Almost daily we receive an email, call, or text asking if we’re interested in selling one of our properties (we also receive letters in the mail asking the same, but those all get recycled).
We do our best to reply to each of those inquires. Our typical reply is this: “While we’re more often buyers than sellers, we have sold from time to time. Feel free to send an offer, if it’s in range, we’ll at least reply and see if we can make a deal happen”
As active buyers ourselves, we’re also reaching out to owners asking if they’d want to sell. So we understand the struggle in getting a reply, much less making a deal happen. More often than not, we’re told they don’t want to sell. However, we also know that even if someone isn’t a seller, at the right price they are. Think about it this way: If someone called and asked if you were interested in selling your home, you’d likely say “no”. But if someone said “I’ll pay $10m for your home”, then your answer might be different (well, depending on how big your home is ;). Meaning, at a given price, any property can be bought. The issue is more of “Can this property be bought for a price that is reasonable to pay”
So back to the main topic: If you’re asking us if we want to sell one of our properties, the answer is ‘no’. If you’re asking us if we would sell one of our properties, the answer is ‘yes’.
So where does a potential buyer go from here?
If you’d like to buy one of our properties we simply ask that you sent an Letter of Intent (“LOI”) and a buyer bio (so we know who we’re dealing with) to deals @ fatproperty.com Note: We do NOT arrange tours or send out financials of our properties as a first step in this process. We’d like to make sure we’re dealing with a serious capable buyer who’s interested in the property at a price that we can accept. If we sent out rent rolls and financials to each person that said “I’d like to buy your property”, we’d be doing that all day. Let’s see that you’re a serious buyer before we open our kimono.

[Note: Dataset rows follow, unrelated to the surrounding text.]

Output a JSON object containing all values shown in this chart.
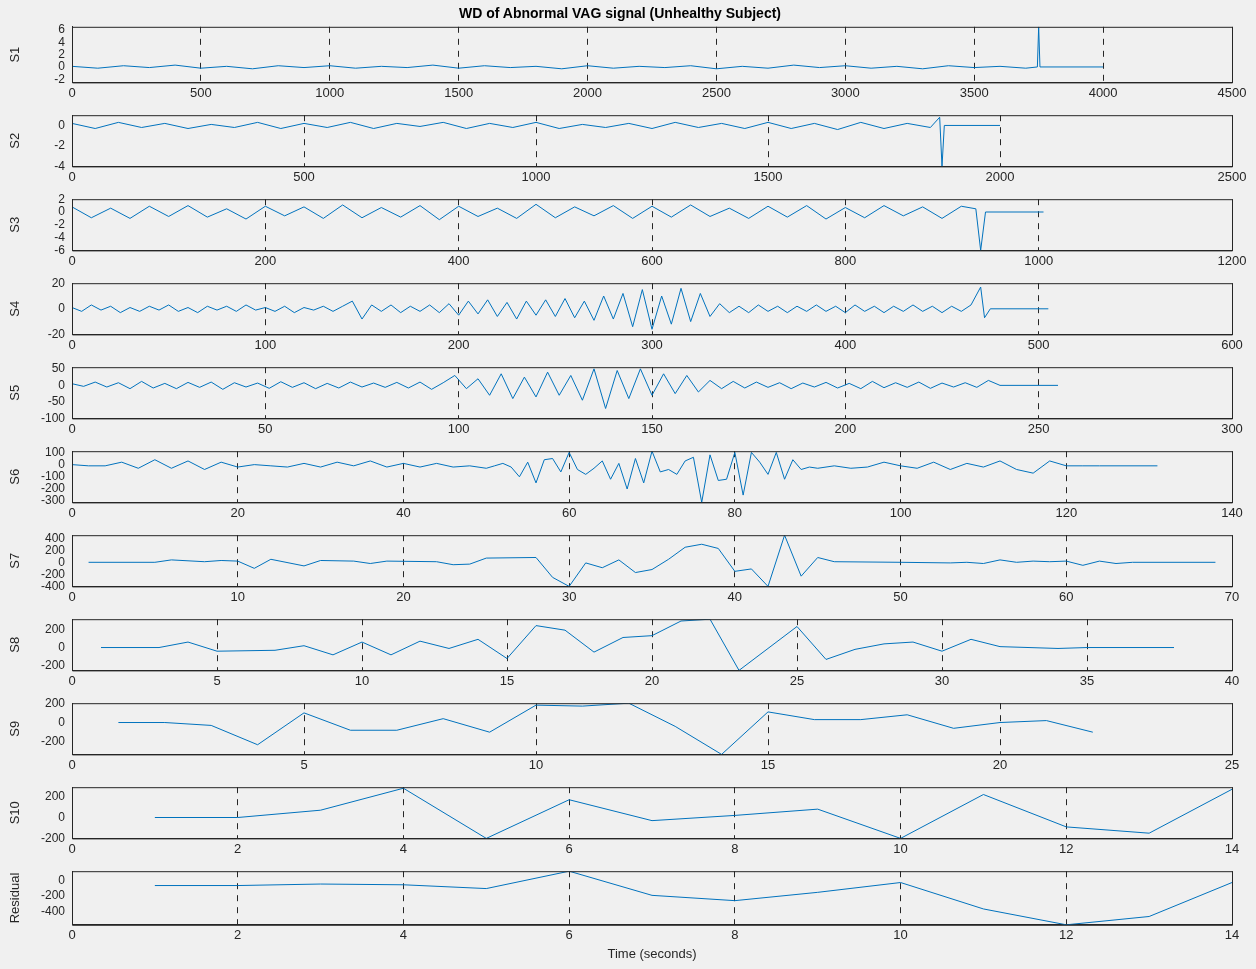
{
  "chart_data": [
    {
      "type": "line",
      "title": "WD of Abnormal VAG signal (Unhealthy Subject)",
      "ylabel": "S1",
      "grid": "x",
      "marker": "none",
      "xlim": [
        0,
        4500
      ],
      "xticks": [
        0,
        500,
        1000,
        1500,
        2000,
        2500,
        3000,
        3500,
        4000,
        4500
      ],
      "ylim": [
        -2.5,
        6.5
      ],
      "yticks": [
        -2,
        0,
        2,
        4,
        6
      ],
      "x": [
        0,
        100,
        200,
        300,
        400,
        500,
        600,
        700,
        800,
        900,
        1000,
        1100,
        1200,
        1300,
        1400,
        1500,
        1600,
        1700,
        1800,
        1900,
        2000,
        2100,
        2200,
        2300,
        2400,
        2500,
        2600,
        2700,
        2800,
        2900,
        3000,
        3100,
        3200,
        3300,
        3400,
        3500,
        3600,
        3700,
        3745,
        3750,
        3755,
        4000
      ],
      "series": [
        {
          "color": "#0072bd",
          "values": [
            0.1,
            -0.2,
            0.2,
            -0.1,
            0.3,
            -0.2,
            0.1,
            -0.3,
            0.2,
            -0.1,
            0.2,
            -0.2,
            0.1,
            -0.1,
            0.3,
            -0.2,
            0.2,
            -0.1,
            0.1,
            -0.3,
            0.2,
            -0.2,
            0.1,
            -0.1,
            0.2,
            -0.3,
            0.1,
            -0.2,
            0.3,
            -0.1,
            0.2,
            -0.2,
            0.1,
            -0.3,
            0.2,
            -0.1,
            0.1,
            -0.2,
            0,
            6.5,
            0,
            0
          ]
        }
      ]
    },
    {
      "type": "line",
      "ylabel": "S2",
      "grid": "x",
      "marker": "none",
      "xlim": [
        0,
        2500
      ],
      "xticks": [
        0,
        500,
        1000,
        1500,
        2000,
        2500
      ],
      "ylim": [
        -4,
        1
      ],
      "yticks": [
        -4,
        -2,
        0
      ],
      "x": [
        0,
        50,
        100,
        150,
        200,
        250,
        300,
        350,
        400,
        450,
        500,
        550,
        600,
        650,
        700,
        750,
        800,
        850,
        900,
        950,
        1000,
        1050,
        1100,
        1150,
        1200,
        1250,
        1300,
        1350,
        1400,
        1450,
        1500,
        1550,
        1600,
        1650,
        1700,
        1750,
        1800,
        1850,
        1870,
        1875,
        1880,
        2000
      ],
      "series": [
        {
          "color": "#0072bd",
          "values": [
            0.2,
            -0.3,
            0.3,
            -0.2,
            0.2,
            -0.3,
            0.1,
            -0.2,
            0.3,
            -0.3,
            0.2,
            -0.2,
            0.3,
            -0.3,
            0.2,
            -0.1,
            0.3,
            -0.3,
            0.2,
            -0.2,
            0.3,
            -0.3,
            0.1,
            -0.2,
            0.2,
            -0.3,
            0.3,
            -0.2,
            0.2,
            -0.3,
            0.3,
            -0.3,
            0.2,
            -0.4,
            0.3,
            -0.3,
            0.2,
            -0.2,
            0.8,
            -4,
            0,
            0
          ]
        }
      ]
    },
    {
      "type": "line",
      "ylabel": "S3",
      "grid": "x",
      "marker": "none",
      "xlim": [
        0,
        1200
      ],
      "xticks": [
        0,
        200,
        400,
        600,
        800,
        1000,
        1200
      ],
      "ylim": [
        -6,
        2
      ],
      "yticks": [
        -6,
        -4,
        -2,
        0,
        2
      ],
      "x": [
        0,
        20,
        40,
        60,
        80,
        100,
        120,
        140,
        160,
        180,
        200,
        220,
        240,
        260,
        280,
        300,
        320,
        340,
        360,
        380,
        400,
        420,
        440,
        460,
        480,
        500,
        520,
        540,
        560,
        580,
        600,
        620,
        640,
        660,
        680,
        700,
        720,
        740,
        760,
        780,
        800,
        820,
        840,
        860,
        880,
        900,
        920,
        935,
        940,
        945,
        1005
      ],
      "series": [
        {
          "color": "#0072bd",
          "values": [
            0.8,
            -0.9,
            0.6,
            -1,
            0.9,
            -0.7,
            1,
            -0.8,
            0.5,
            -1.1,
            0.9,
            -0.6,
            0.8,
            -1,
            1.1,
            -0.9,
            0.7,
            -0.8,
            1,
            -1.2,
            0.9,
            -0.7,
            0.6,
            -1,
            1.2,
            -0.9,
            0.8,
            -0.6,
            1,
            -1,
            0.9,
            -0.8,
            1.1,
            -0.7,
            0.6,
            -1,
            0.9,
            -0.8,
            1,
            -1.1,
            0.7,
            -0.9,
            1,
            -0.6,
            0.8,
            -1,
            0.9,
            0.5,
            -6,
            0,
            0
          ]
        }
      ]
    },
    {
      "type": "line",
      "ylabel": "S4",
      "grid": "x",
      "marker": "none",
      "xlim": [
        0,
        600
      ],
      "xticks": [
        0,
        100,
        200,
        300,
        400,
        500,
        600
      ],
      "ylim": [
        -20,
        20
      ],
      "yticks": [
        -20,
        0,
        20
      ],
      "x": [
        0,
        5,
        10,
        15,
        20,
        25,
        30,
        35,
        40,
        45,
        50,
        55,
        60,
        65,
        70,
        75,
        80,
        85,
        90,
        95,
        100,
        105,
        110,
        115,
        120,
        125,
        130,
        135,
        140,
        145,
        150,
        155,
        160,
        165,
        170,
        175,
        180,
        185,
        190,
        195,
        200,
        205,
        210,
        215,
        220,
        225,
        230,
        235,
        240,
        245,
        250,
        255,
        260,
        265,
        270,
        275,
        280,
        285,
        290,
        295,
        300,
        305,
        310,
        315,
        320,
        325,
        330,
        335,
        340,
        345,
        350,
        355,
        360,
        365,
        370,
        375,
        380,
        385,
        390,
        395,
        400,
        405,
        410,
        415,
        420,
        425,
        430,
        435,
        440,
        445,
        450,
        455,
        460,
        465,
        470,
        472,
        475,
        505
      ],
      "series": [
        {
          "color": "#0072bd",
          "values": [
            1,
            -2,
            3,
            -1,
            2,
            -3,
            1,
            -2,
            2,
            -1,
            3,
            -2,
            1,
            -3,
            2,
            -1,
            2,
            -2,
            3,
            -1,
            1,
            -2,
            2,
            -3,
            1,
            -1,
            2,
            -2,
            2,
            6,
            -8,
            3,
            -2,
            3,
            -3,
            2,
            -2,
            3,
            -3,
            4,
            -5,
            6,
            -4,
            7,
            -6,
            5,
            -8,
            6,
            -5,
            7,
            -6,
            8,
            -7,
            6,
            -9,
            10,
            -8,
            12,
            -14,
            15,
            -16,
            10,
            -12,
            16,
            -10,
            12,
            -6,
            4,
            -3,
            2,
            -3,
            3,
            -2,
            2,
            -3,
            2,
            -2,
            3,
            -2,
            2,
            -3,
            3,
            -2,
            2,
            -3,
            2,
            -2,
            3,
            -2,
            2,
            -3,
            2,
            -2,
            3,
            17,
            -7,
            0,
            0
          ]
        }
      ]
    },
    {
      "type": "line",
      "ylabel": "S5",
      "grid": "x",
      "marker": "none",
      "xlim": [
        0,
        300
      ],
      "xticks": [
        0,
        50,
        100,
        150,
        200,
        250,
        300
      ],
      "ylim": [
        -100,
        55
      ],
      "yticks": [
        -100,
        -50,
        0,
        50
      ],
      "x": [
        0,
        3,
        6,
        9,
        12,
        15,
        18,
        21,
        24,
        27,
        30,
        33,
        36,
        39,
        42,
        45,
        48,
        51,
        54,
        57,
        60,
        63,
        66,
        69,
        72,
        75,
        78,
        81,
        84,
        87,
        90,
        93,
        96,
        99,
        102,
        105,
        108,
        111,
        114,
        117,
        120,
        123,
        126,
        129,
        132,
        135,
        138,
        141,
        144,
        147,
        150,
        153,
        156,
        159,
        162,
        165,
        168,
        171,
        174,
        177,
        180,
        183,
        186,
        189,
        192,
        195,
        198,
        201,
        204,
        207,
        210,
        213,
        216,
        219,
        222,
        225,
        228,
        231,
        234,
        237,
        240,
        255
      ],
      "series": [
        {
          "color": "#0072bd",
          "values": [
            5,
            -3,
            10,
            -5,
            8,
            -10,
            12,
            -8,
            6,
            -10,
            9,
            -6,
            10,
            -12,
            8,
            -5,
            7,
            -9,
            11,
            -6,
            8,
            -10,
            6,
            -8,
            10,
            -5,
            7,
            -6,
            9,
            -8,
            10,
            -12,
            8,
            30,
            -10,
            20,
            -30,
            35,
            -40,
            25,
            -35,
            40,
            -30,
            30,
            -45,
            50,
            -70,
            45,
            -40,
            50,
            -30,
            35,
            -25,
            30,
            -20,
            15,
            -10,
            12,
            -8,
            10,
            -6,
            8,
            -10,
            7,
            -5,
            9,
            -8,
            6,
            -10,
            12,
            -7,
            8,
            -6,
            10,
            -9,
            7,
            -5,
            8,
            -6,
            15,
            0,
            0
          ]
        }
      ]
    },
    {
      "type": "line",
      "ylabel": "S6",
      "grid": "x",
      "marker": "none",
      "xlim": [
        0,
        140
      ],
      "xticks": [
        0,
        20,
        40,
        60,
        80,
        100,
        120,
        140
      ],
      "ylim": [
        -310,
        110
      ],
      "yticks": [
        -300,
        -200,
        -100,
        0,
        100
      ],
      "x": [
        0,
        2,
        4,
        6,
        8,
        10,
        12,
        14,
        16,
        18,
        20,
        22,
        24,
        26,
        28,
        30,
        32,
        34,
        36,
        38,
        40,
        42,
        44,
        46,
        48,
        50,
        51,
        52,
        53,
        54,
        55,
        56,
        57,
        58,
        59,
        60,
        61,
        62,
        63,
        64,
        65,
        66,
        67,
        68,
        69,
        70,
        71,
        72,
        73,
        74,
        75,
        76,
        77,
        78,
        79,
        80,
        81,
        82,
        83,
        84,
        85,
        86,
        87,
        88,
        89,
        90,
        92,
        94,
        96,
        98,
        100,
        102,
        104,
        106,
        108,
        110,
        112,
        114,
        116,
        118,
        120,
        122,
        124,
        131
      ],
      "series": [
        {
          "color": "#0072bd",
          "values": [
            0,
            -10,
            -10,
            20,
            -30,
            40,
            -30,
            30,
            -40,
            20,
            -20,
            0,
            -10,
            -20,
            10,
            -20,
            20,
            -10,
            30,
            -20,
            10,
            -20,
            10,
            -20,
            -10,
            -30,
            -10,
            10,
            -20,
            -100,
            20,
            -150,
            40,
            50,
            -60,
            100,
            -40,
            -80,
            -30,
            30,
            -120,
            10,
            -200,
            50,
            -150,
            110,
            -60,
            -40,
            -80,
            30,
            60,
            -310,
            80,
            -130,
            -120,
            100,
            -250,
            100,
            20,
            -80,
            100,
            -120,
            40,
            -40,
            -20,
            -30,
            -10,
            -30,
            -20,
            20,
            -10,
            -30,
            20,
            -40,
            10,
            -20,
            30,
            -40,
            -70,
            30,
            -10,
            -10,
            -10,
            -10
          ]
        }
      ]
    },
    {
      "type": "line",
      "ylabel": "S7",
      "grid": "x",
      "marker": "none",
      "xlim": [
        0,
        70
      ],
      "xticks": [
        0,
        10,
        20,
        30,
        40,
        50,
        60,
        70
      ],
      "ylim": [
        -400,
        450
      ],
      "yticks": [
        -400,
        -200,
        0,
        200,
        400
      ],
      "x": [
        1,
        5,
        6,
        8,
        9,
        10,
        11,
        12,
        14,
        15,
        17,
        18,
        19,
        22,
        23,
        24,
        25,
        28,
        29,
        30,
        31,
        32,
        33,
        34,
        35,
        36,
        37,
        38,
        39,
        40,
        41,
        42,
        43,
        44,
        45,
        46,
        50,
        53,
        54,
        55,
        56,
        57,
        58,
        59,
        60,
        61,
        62,
        63,
        64,
        69
      ],
      "series": [
        {
          "color": "#0072bd",
          "values": [
            0,
            0,
            40,
            10,
            30,
            20,
            -100,
            50,
            -60,
            30,
            20,
            -20,
            20,
            10,
            -40,
            -30,
            70,
            80,
            -250,
            -400,
            -10,
            -90,
            40,
            -170,
            -120,
            50,
            250,
            300,
            230,
            -150,
            -110,
            -400,
            450,
            -230,
            80,
            10,
            0,
            -10,
            0,
            -20,
            40,
            0,
            20,
            10,
            20,
            -50,
            20,
            -20,
            0,
            0
          ]
        }
      ]
    },
    {
      "type": "line",
      "ylabel": "S8",
      "grid": "x",
      "marker": "none",
      "xlim": [
        0,
        40
      ],
      "xticks": [
        0,
        5,
        10,
        15,
        20,
        25,
        30,
        35,
        40
      ],
      "ylim": [
        -250,
        310
      ],
      "yticks": [
        -200,
        0,
        200
      ],
      "x": [
        1,
        3,
        4,
        5,
        7,
        8,
        9,
        10,
        11,
        12,
        13,
        14,
        15,
        16,
        17,
        18,
        19,
        20,
        21,
        22,
        23,
        25,
        26,
        27,
        28,
        29,
        30,
        31,
        32,
        34,
        35,
        37,
        38
      ],
      "series": [
        {
          "color": "#0072bd",
          "values": [
            0,
            0,
            60,
            -40,
            -30,
            20,
            -80,
            60,
            -80,
            70,
            -10,
            90,
            -120,
            240,
            190,
            -50,
            110,
            130,
            290,
            310,
            -250,
            230,
            -130,
            -20,
            40,
            60,
            -40,
            90,
            10,
            -10,
            0,
            0,
            0
          ]
        }
      ]
    },
    {
      "type": "line",
      "ylabel": "S9",
      "grid": "x",
      "marker": "none",
      "xlim": [
        0,
        25
      ],
      "xticks": [
        0,
        5,
        10,
        15,
        20,
        25
      ],
      "ylim": [
        -330,
        200
      ],
      "yticks": [
        -200,
        0,
        200
      ],
      "x": [
        1,
        2,
        3,
        4,
        5,
        6,
        7,
        8,
        9,
        10,
        11,
        12,
        13,
        14,
        15,
        16,
        17,
        18,
        19,
        20,
        21,
        22
      ],
      "series": [
        {
          "color": "#0072bd",
          "values": [
            0,
            0,
            -30,
            -230,
            100,
            -80,
            -80,
            40,
            -100,
            180,
            170,
            200,
            -40,
            -330,
            110,
            30,
            30,
            80,
            -60,
            0,
            20,
            -100
          ]
        }
      ]
    },
    {
      "type": "line",
      "ylabel": "S10",
      "grid": "x",
      "marker": "none",
      "xlim": [
        0,
        14
      ],
      "xticks": [
        0,
        2,
        4,
        6,
        8,
        10,
        12,
        14
      ],
      "ylim": [
        -200,
        290
      ],
      "yticks": [
        -200,
        0,
        200
      ],
      "x": [
        1,
        2,
        3,
        4,
        5,
        6,
        7,
        8,
        9,
        10,
        11,
        12,
        13,
        14
      ],
      "series": [
        {
          "color": "#0072bd",
          "values": [
            0,
            0,
            70,
            280,
            -200,
            170,
            -30,
            20,
            80,
            -200,
            220,
            -90,
            -150,
            270
          ]
        }
      ]
    },
    {
      "type": "line",
      "ylabel": "Residual",
      "xlabel": "Time (seconds)",
      "grid": "x",
      "marker": "none",
      "xlim": [
        0,
        14
      ],
      "xticks": [
        0,
        2,
        4,
        6,
        8,
        10,
        12,
        14
      ],
      "ylim": [
        -580,
        130
      ],
      "yticks": [
        -400,
        -200,
        0
      ],
      "x": [
        1,
        2,
        3,
        4,
        5,
        6,
        7,
        8,
        9,
        10,
        11,
        12,
        13,
        14
      ],
      "series": [
        {
          "color": "#0072bd",
          "values": [
            -60,
            -60,
            -40,
            -50,
            -100,
            130,
            -190,
            -260,
            -150,
            -20,
            -370,
            -580,
            -470,
            -20
          ]
        }
      ]
    }
  ]
}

If you’re wondering how the heck you make an offer on a property you haven’t seen the financials on, that’s a reasonable question. We are required to do it all the time when we’re bidding on properties. If you’re an active buyer/owner in these submarkets, you should feel comfortable working up a proforma. There are only a few major line items on most income statements before you start hitting items that are rounding errors. Plus, what we have as our costs might be radically different from what your costs are. For example, our management costs are not your management costs. We may not have insurance if we own a property in cash, while you might want high end coverage. Our income statements might have capex thrown in while you might not include those in your NOI calculations.